È possibile che con l'atto di impugnazione il difensore, assumendosene la responsabilità, alleghi una precedente dichiarazione o elezione di domicilio, così attualizzando anche per la fase della impugnazione ciò che era già presente agli atti, ciò che era stato già depositato; anche in questo caso una sanzione di inammissibilità, soprattutto se dichiarata senza contraddittorio, sarebbe obiettivamente formale e del tutto slegata dal principio di proporzionalità.

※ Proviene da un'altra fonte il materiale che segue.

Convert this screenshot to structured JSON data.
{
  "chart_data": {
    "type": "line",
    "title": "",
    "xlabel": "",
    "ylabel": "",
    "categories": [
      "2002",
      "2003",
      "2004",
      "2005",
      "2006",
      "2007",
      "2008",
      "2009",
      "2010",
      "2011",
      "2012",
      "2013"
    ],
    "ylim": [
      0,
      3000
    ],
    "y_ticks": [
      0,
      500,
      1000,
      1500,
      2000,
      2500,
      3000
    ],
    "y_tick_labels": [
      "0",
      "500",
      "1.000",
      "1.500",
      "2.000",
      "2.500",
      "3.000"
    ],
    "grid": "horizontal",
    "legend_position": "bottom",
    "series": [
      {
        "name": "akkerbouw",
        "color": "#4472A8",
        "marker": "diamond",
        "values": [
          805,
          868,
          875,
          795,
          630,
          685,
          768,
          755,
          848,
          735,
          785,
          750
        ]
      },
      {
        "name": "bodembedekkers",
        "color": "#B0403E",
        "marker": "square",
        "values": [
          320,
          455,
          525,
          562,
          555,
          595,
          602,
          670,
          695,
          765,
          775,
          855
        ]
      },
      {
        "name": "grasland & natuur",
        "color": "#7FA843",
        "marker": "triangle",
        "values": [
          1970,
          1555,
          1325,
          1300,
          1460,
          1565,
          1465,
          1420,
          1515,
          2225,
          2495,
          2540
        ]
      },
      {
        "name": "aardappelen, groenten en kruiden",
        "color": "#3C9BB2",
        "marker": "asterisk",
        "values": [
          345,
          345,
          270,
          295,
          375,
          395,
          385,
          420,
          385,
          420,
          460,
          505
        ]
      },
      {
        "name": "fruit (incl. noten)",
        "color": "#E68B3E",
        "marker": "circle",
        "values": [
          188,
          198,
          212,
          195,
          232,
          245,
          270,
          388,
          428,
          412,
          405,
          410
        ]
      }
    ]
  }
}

È possibile che la difformità dell'atto dal modello legale venga sanata, come nel caso di specie, anche prima della emissione del decreto di citazione a giudizio con una integrazione della impugnazione che la riconduca al modello legale con conseguente elisione della causa di inammissibilità.
La causa di inammissibilità deve essere accertata con cautela e con criteri di interpretazione non formalistici.
Nel dubbio alla Corte di appello non è certo preclusa la possibilità di emettere il decreto di citazione a giudizio, atteso che l'instaurazione del giudizio non esclude il diritto/dovere di dichiarare successivamente l'inammissibilità originaria della impugnazione.
- Nel caso di specie, come detto, pur volendo ritenere che l'atto di impugnazione fosse difforme rispetto al modello legale per non avere depositato la parte alcunchè, non possono esserci dubbi tuttavia che, diversamente da quanto ritenuto dalla Corte di appello, attraverso l'integrazione di cui si è detto, l'atto raggiunse il suo scopo, quello, cioè, di collegare l'atto di impugnazione e la citazione in giudizio al fine di agevolare la notificazione della citazione e rendere più agevole la celebrazione dei processi.
1, - Una sentenza, quella impugnata, viziata che, dunque, deve essere annullata senza rinvio con conseguente trasmissione degli atti alla Corte di appello di Brescia per il giudizio.
P.Q.M.
Annulla senza rinvio la sentenza impugnata disponendo la trasmissione degli atti alla Corte di appello di Brescia per il giudizio.